利用する人が少ない理由として、後述の手続きや管理の問題と合わせ、そもそも成年後見制度を使う必要がないということが挙げられます。

支えるべき家族が近くにいれば、預貯金等の財産管理や不動産、賃貸物件の管理、さらには入院入所手続きなども含めて、家族としてある程度現実的な対応は可能ですので、必ずしも成年後見制度の利用が必要とはいえません。

 そしてもう1つは、成年後見制度を利用する際の負担が大きく、できれば使いたくないという人が多いことが挙げられます。成年後見制度を使うと、後見人は年1回、裁判所へ財産の状況や1年間の収支、財産目録等を作成し報告する義務があります。
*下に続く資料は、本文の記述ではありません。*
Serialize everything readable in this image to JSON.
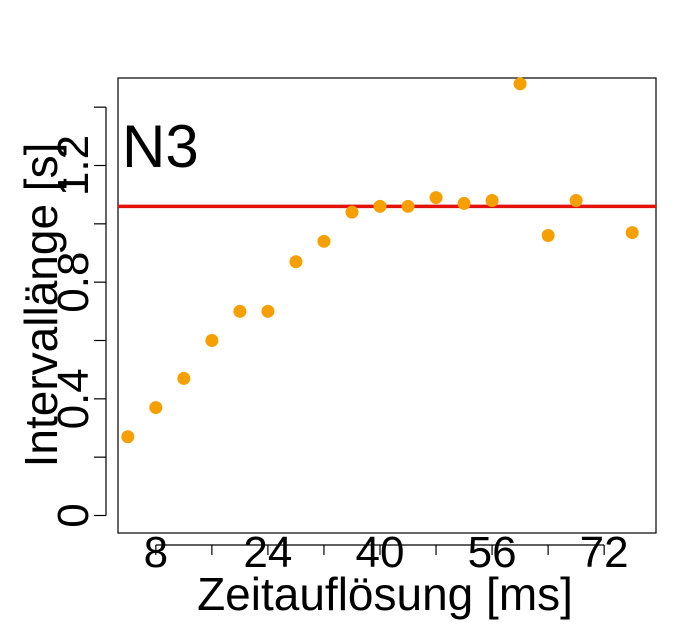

また、成年後見制度を使ってしまうと、出来ることが限られてしまいます。

例えば、親元に年に一度家族が集まるような場面で、例年どおり親が全員の食事代を払っていたものが、その制度を利用すると会食代は割り勘で参加者の個人負担となります。

成年後見制度は、「対象者の財産を減損させない」ことが目的ですので、「家族や本人の想い、希望」に必ずしも答えられる制度ではないことが、制度利用を躊躇させる理由ともいえます。